Evgueni Evtouchenko, grand personnage de la poésie russe des années soixante, est de visite en ce moment à La Havane, pour un festival de poésie. Du coup, certains de ses films sont projetés, en son honneur — entre autres le mythique Soy Cuba, dont il avait écrit le scénario au début des années 60.
L’homme est grand, mince, charismatique, il parle espagnol comme un Cubain, et raconte volontiers sa vie avec beaucoup de soltura, du haut de ses 70 ans.
Mais hier, quand il a vu le massacre de cette projection, il s’est énervé, s’est planté devant le projecteur, a attrapé l’organisateur de l’Union des écrivains et lui a dit que c’était impossible de voir un film dans ces conditions-là, et qu’il fallait chercher une solution de rechange.
Le fonctionnaire a acquiescé, bien sûr, penaud, même si pour lui, ces conditions n’avaient rien de si terribles, après tout. Mais comment défendre ça, face à la colère de Evtouchenko…
Une voisine du public a souri de cette colère et de cette exigence : « On voit qu’il ne vit pas ici » a-t-elle remarqué à voix basse. Et c’est vrai que souvent, ici, on se contente du pire, même si cela confine à l’absurde.

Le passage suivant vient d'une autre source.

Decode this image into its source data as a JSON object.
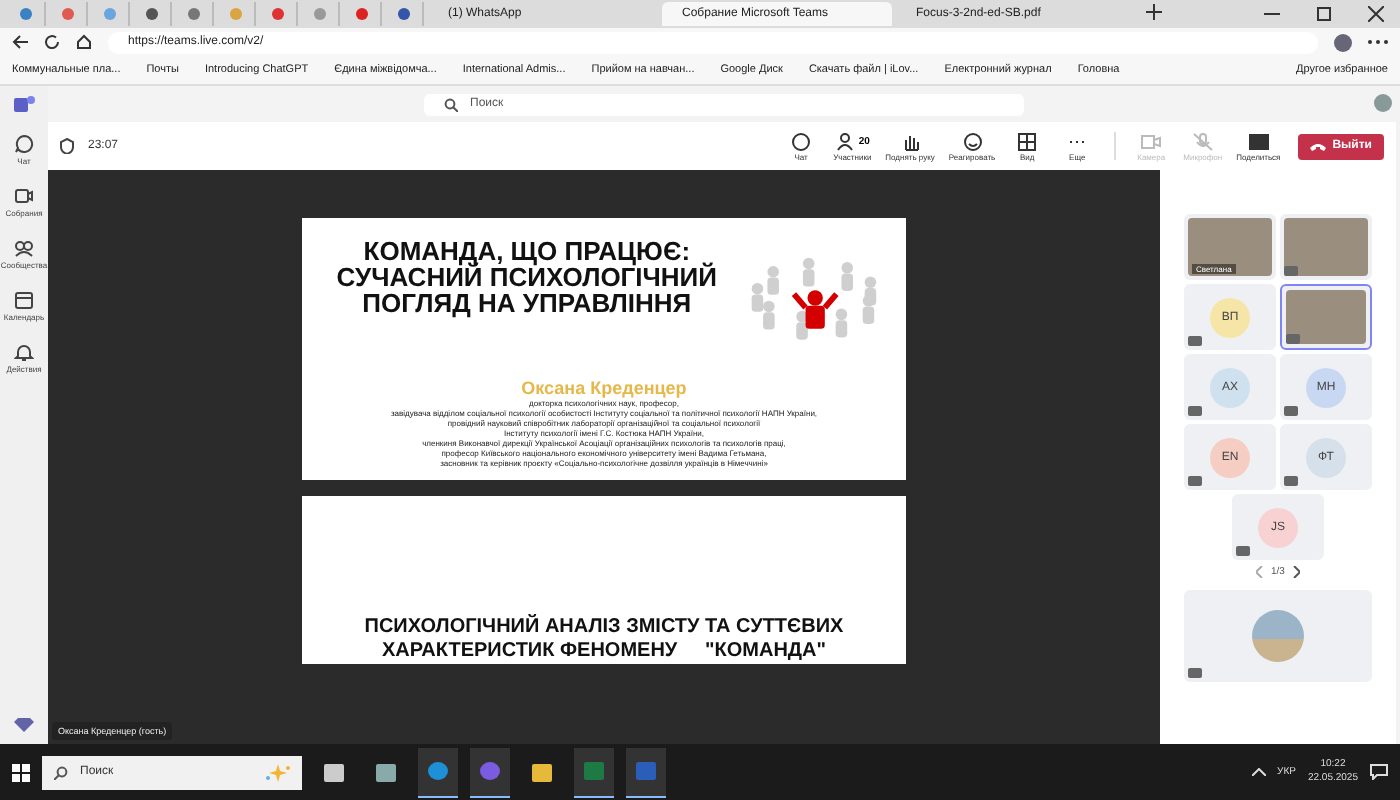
{
  "browser": {
    "tabs": [
      {
        "kind": "pinned",
        "selected": false
      },
      {
        "kind": "pinned",
        "selected": false
      },
      {
        "kind": "pinned",
        "selected": false
      },
      {
        "kind": "pinned",
        "selected": false
      },
      {
        "kind": "pinned",
        "selected": false
      },
      {
        "kind": "pinned",
        "selected": false
      },
      {
        "kind": "pinned",
        "selected": false
      },
      {
        "kind": "pinned",
        "selected": false
      },
      {
        "kind": "pinned",
        "selected": false
      },
      {
        "kind": "pinned",
        "selected": false
      },
      {
        "kind": "page",
        "label": "(1) WhatsApp",
        "selected": false
      },
      {
        "kind": "page",
        "label": "Собрание Microsoft Teams",
        "selected": true
      },
      {
        "kind": "page",
        "label": "Focus-3-2nd-ed-SB.pdf",
        "selected": false
      }
    ],
    "address": "https://teams.live.com/v2/",
    "bookmarks": [
      "Коммунальные пла...",
      "Почты",
      "Introducing ChatGPT",
      "Єдина міжвідомча...",
      "International Admis...",
      "Прийом на навчан...",
      "Google Диск",
      "Скачать файл | iLov...",
      "Електронний журнал",
      "Головна"
    ],
    "other_bookmarks": "Другое избранное"
  },
  "teams": {
    "search": {
      "placeholder": "Поиск"
    },
    "rail": [
      {
        "kind": "chat",
        "label": "Чат"
      },
      {
        "kind": "meet",
        "label": "Собрания"
      },
      {
        "kind": "community",
        "label": "Сообщества"
      },
      {
        "kind": "calendar",
        "label": "Календарь"
      },
      {
        "kind": "bell",
        "label": "Действия"
      }
    ],
    "timer": "23:07",
    "toolbar": [
      {
        "kind": "chat",
        "label": "Чат",
        "disabled": false
      },
      {
        "kind": "people",
        "label": "Участники",
        "count": "20",
        "disabled": false
      },
      {
        "kind": "hand",
        "label": "Поднять руку",
        "disabled": false
      },
      {
        "kind": "smile",
        "label": "Реагировать",
        "disabled": false
      },
      {
        "kind": "grid",
        "label": "Вид",
        "disabled": false
      },
      {
        "kind": "more",
        "label": "Еще",
        "disabled": false
      },
      {
        "kind": "camera",
        "label": "Камера",
        "disabled": true
      },
      {
        "kind": "mic",
        "label": "Микрофон",
        "disabled": true
      },
      {
        "kind": "share",
        "label": "Поделиться",
        "disabled": false
      }
    ],
    "leave": "Выйти",
    "slides": [
      {
        "title": "КОМАНДА, ЩО ПРАЦЮЄ: СУЧАСНИЙ ПСИХОЛОГІЧНИЙ ПОГЛЯД НА УПРАВЛІННЯ",
        "author": "Оксана Креденцер",
        "lines": [
          "докторка психологічних наук, професор,",
          "завідувача відділом соціальної психології особистості Інституту соціальної та політичної психології НАПН України,",
          "провідний науковий співробітник лабораторії організаційної та соціальної психології",
          "Інституту психології імені Г.С. Костюка НАПН України,",
          "членкиня Виконавчої дирекції Української Асоціації організаційних психологів та психологів праці,",
          "професор Київського національного економічного університету імені Вадима Гетьмана,",
          "засновник та керівник проєкту «Соціально-психологічне дозвілля українців в Німеччині»"
        ]
      },
      {
        "title": "ПСИХОЛОГІЧНИЙ АНАЛІЗ ЗМІСТУ ТА СУТТЄВИХ ХАРАКТЕРИСТИК ФЕНОМЕНУ     \"КОМАНДА\""
      }
    ],
    "presenter": "Оксана Креденцер (гость)",
    "participants": [
      {
        "kind": "video",
        "name": "Светлана"
      },
      {
        "kind": "video"
      },
      {
        "kind": "initials",
        "initials": "ВП",
        "color": "#f5e6a8"
      },
      {
        "kind": "video",
        "selected": true
      },
      {
        "kind": "initials",
        "initials": "АХ",
        "color": "#cfe0ef"
      },
      {
        "kind": "initials",
        "initials": "МН",
        "color": "#c9d8f2"
      },
      {
        "kind": "initials",
        "initials": "EN",
        "color": "#f6cdc3"
      },
      {
        "kind": "initials",
        "initials": "ФТ",
        "color": "#d6e0ea"
      },
      {
        "kind": "initials",
        "initials": "JS",
        "color": "#f8d2d2"
      }
    ],
    "pager": "1/3"
  },
  "taskbar": {
    "search": "Поиск",
    "language": "УКР",
    "time": "10:22",
    "date": "22.05.2025"
  }
}
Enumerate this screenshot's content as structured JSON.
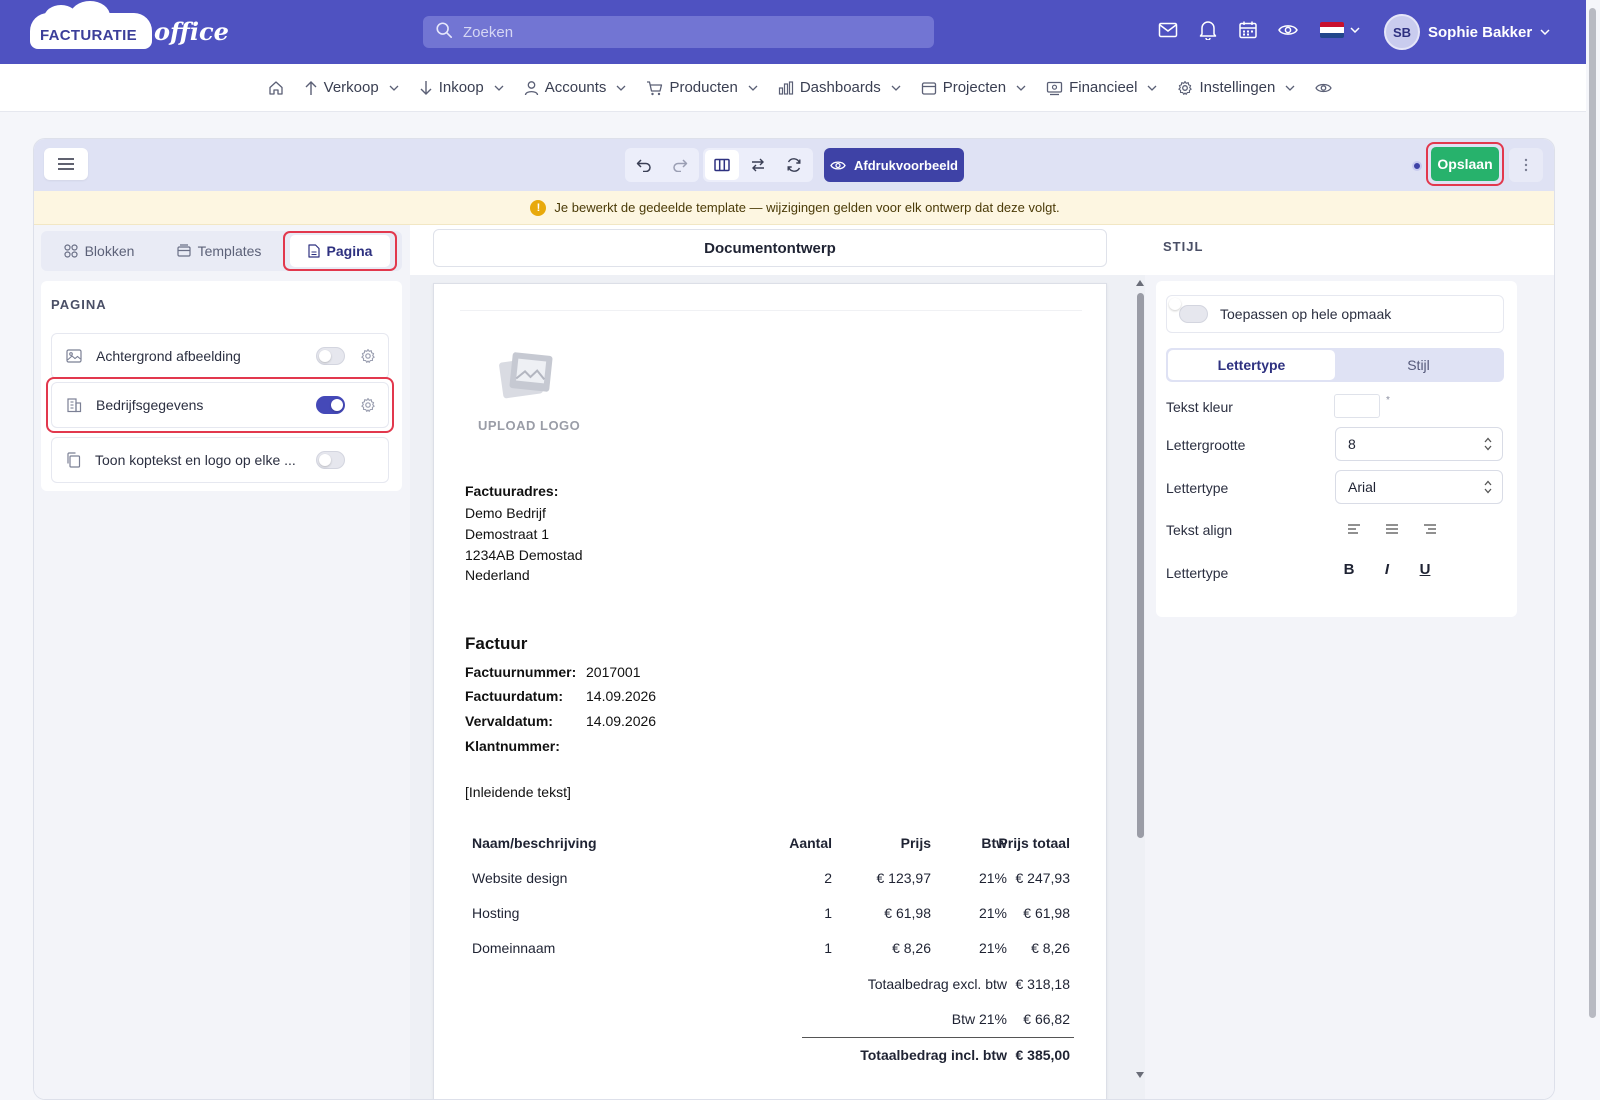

L’exigence n’existe pas.
Comme nous étions tous réunis pour ce film interrompu, il en a profité pour organiser une discussion avec nous. Il a raconté par exemple cette anecdote si jolie: au début des années 80, il voulait un acteur de langue allemande pour son premier film, Jardin d’enfants, réalisé en URSS. Il pensait à Klaus Maria Brandauer, même si l’acteur autrichien était déjà très connu, et bien trop cher pour son budget.
Il l’a quand même contacté. Brandauer lui aurait alors répondu : « Tu sais, quand j’étais jeune, un jour, je me promenais dans les rues de Vienne, avec à la main un livre de tes poèmes. En face de moi est arrivée une jeune fille, qui avait aussi à la main un recueil de tes poésies, le même livre que moi. Partant de là, nous avons fait connaissance, nous avons discuté. Et maintenant, vingt ans plus tard, nous sommes mariés, nous avons trois enfants… alors, tu penses bien que, quelques soient les conditions, je vais le faire, ton film ! »
Je ne sais pas s’il faut croire tout ce que raconte un poète, mais c’est une jolie histoire quand même.

2 commentaires:

Bérangère a dit…

Je viens régulièrement vous lire. Voilà C tout. Merci

Anonyme a dit…

Bonjour,

Etes-vous toujours à Cuba? Sachez que j'étais avec vous au même endroit, en même temps et à deux reprises. 1) Agnès Jaoui présentant "le rôle de ma vie" (c'est bien ça?) au Chaplin et 2) le 1er juin à l'UNEAC, écoutant Evtuchenko et ses anecdotes... Une partie de ma vie est cubaine. Et j'ai l'impression que vous aussi êtes cubanisé.
Si vous voulez m'écrire: pontuseau@hotmail.com

¡Que lo disfrutes, compay!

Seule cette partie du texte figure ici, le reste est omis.